If confirmed, Rabbi David Saperstein will be the first non-Christian appointed as ambassador-at-large for international religious freedom. He has worked for 30 years with the Religious Action Center of Reform Judaism, which he currently leads. He teaches law at Georgetown University and serves as one of Obama’s faith-based advisors.
The State Department position has been vacant since Obama’s previous nominee, Suzan Johnson Cook, resigned in October. Conservatives have clamored for a new ambassador as conflicts in the Middle East, Africa, and Asia took brutal, religiously based turns for the worse.
Russell Moore, president of the Ethics & Religious Liberty Commission (ERLC) of the Southern Baptist Convention, led the lobbying efforts and praised the nomination Monday. “Rabbi Saperstein is a respected thinker and leader who brings gravity to this important task,” Moore said in a statement. “He has my prayers and my pledge of full cooperation.”
Long-time religious liberty champion Rep. Frank Wolf, R-Va., also praised the nomination and urged a swift confirmation, even as he continues to speak out against the genocide of Christians in Iraq.
Such praise for Saperstein confused some conservatives because on most domestic social issues, he stands with Obama. He asked the president not to include religious exemptions in this month’s executive order on LGBT employment among federal contractors. He also opposed the Hobby Lobby case, supporting the Obama administration’s demand that businesses cover abortifacient drugs under their insurance policies. And he’s staunchly pro-abortion.
“We’re not in any agreement with the administration … or Rabbi Saperstein there,” said Barrett Duke, the ERLC’s vice president for public policy and research. “However, David has for decades proven a very strong advocate for religious freedom understood in the international context, a lot of which we’re looking at today.”
Wolf helped create Saperstein’s position in 1998. His International Religious Freedom Act established the International Religious Freedom Office (IRFO) and its ambassador-at-large. The act also created the U.S. Commission on International Religious Freedom (USCIRF), a watchdog often critical of Obama’s handling of international human rights. Saperstein endorsed Wolf’s legislation and served as the commission’s first chair.

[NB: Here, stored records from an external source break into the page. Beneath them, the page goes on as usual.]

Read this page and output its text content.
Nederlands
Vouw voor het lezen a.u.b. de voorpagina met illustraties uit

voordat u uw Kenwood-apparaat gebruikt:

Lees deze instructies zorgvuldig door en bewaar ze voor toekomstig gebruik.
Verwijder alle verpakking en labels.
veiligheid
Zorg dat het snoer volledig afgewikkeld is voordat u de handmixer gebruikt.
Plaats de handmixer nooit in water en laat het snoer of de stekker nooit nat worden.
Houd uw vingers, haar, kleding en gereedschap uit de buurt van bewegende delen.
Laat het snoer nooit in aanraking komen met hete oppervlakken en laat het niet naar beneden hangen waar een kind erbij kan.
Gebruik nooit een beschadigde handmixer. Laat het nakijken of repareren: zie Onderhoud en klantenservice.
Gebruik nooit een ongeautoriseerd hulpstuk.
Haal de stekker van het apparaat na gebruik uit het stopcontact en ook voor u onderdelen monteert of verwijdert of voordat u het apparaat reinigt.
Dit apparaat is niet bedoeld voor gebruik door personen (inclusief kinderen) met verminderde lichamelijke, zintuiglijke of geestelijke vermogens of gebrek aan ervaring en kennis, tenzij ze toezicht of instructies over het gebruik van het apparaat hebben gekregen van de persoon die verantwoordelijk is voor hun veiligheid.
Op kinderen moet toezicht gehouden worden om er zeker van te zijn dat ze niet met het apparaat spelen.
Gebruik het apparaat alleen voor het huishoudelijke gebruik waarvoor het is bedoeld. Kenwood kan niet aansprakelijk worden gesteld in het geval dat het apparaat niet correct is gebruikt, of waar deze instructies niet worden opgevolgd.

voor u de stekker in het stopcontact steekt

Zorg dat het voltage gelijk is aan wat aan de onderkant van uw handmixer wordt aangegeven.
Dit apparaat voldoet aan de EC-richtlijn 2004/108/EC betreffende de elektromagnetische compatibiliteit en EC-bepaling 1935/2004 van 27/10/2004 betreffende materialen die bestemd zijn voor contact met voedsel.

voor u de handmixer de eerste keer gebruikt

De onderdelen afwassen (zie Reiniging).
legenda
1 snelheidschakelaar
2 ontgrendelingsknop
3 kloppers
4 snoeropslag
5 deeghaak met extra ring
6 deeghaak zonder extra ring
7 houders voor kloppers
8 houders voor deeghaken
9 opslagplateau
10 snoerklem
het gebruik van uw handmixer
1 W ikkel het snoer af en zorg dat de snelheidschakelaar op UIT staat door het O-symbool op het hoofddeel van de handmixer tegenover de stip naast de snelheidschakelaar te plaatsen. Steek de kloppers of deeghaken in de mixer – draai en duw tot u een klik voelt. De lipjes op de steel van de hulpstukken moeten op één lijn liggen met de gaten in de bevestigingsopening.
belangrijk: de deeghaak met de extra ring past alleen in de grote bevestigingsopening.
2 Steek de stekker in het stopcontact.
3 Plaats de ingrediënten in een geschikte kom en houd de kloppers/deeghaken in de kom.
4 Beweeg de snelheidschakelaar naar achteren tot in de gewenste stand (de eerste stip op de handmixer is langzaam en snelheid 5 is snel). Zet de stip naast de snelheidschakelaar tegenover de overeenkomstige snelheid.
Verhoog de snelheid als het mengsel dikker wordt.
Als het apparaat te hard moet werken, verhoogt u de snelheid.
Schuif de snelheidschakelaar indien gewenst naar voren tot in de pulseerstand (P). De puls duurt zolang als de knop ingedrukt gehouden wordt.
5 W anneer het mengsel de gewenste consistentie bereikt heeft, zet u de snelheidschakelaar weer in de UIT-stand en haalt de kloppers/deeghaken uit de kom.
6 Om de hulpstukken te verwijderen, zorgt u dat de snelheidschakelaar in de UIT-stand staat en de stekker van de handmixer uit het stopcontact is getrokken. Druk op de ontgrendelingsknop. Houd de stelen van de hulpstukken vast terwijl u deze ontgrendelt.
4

“I had the business community against me, I had [Secretary of State] Madeleine Albright against me, I had President Clinton against me. But I had Chuck Colson with me, and I had Rabbi Saperstein with me,” Wolf told me Tuesday, referring to Saperstein as “there from the beginning.”
And because Saperstein is from the president’s own circles, Duke told me, he likely could influence policy in a way Cook could not. “I’ve worked with David since I got to Washington in 2003,” Duke said. “We disagree on a lot of issues. … But I’ve always found him agreeable on matters of religious persecution like we’re dealing with in the international context.”
Wolf told me Saperstein was instrumental in the passage of the Religious Freedom Restoration Act of 1993, working again with conservatives like Colson. On issues like this, he told me, you make coalitions around what you agree on. “Frankly, the nation has to come together,” Wolf said. “And this administration has been a fundamental failure.”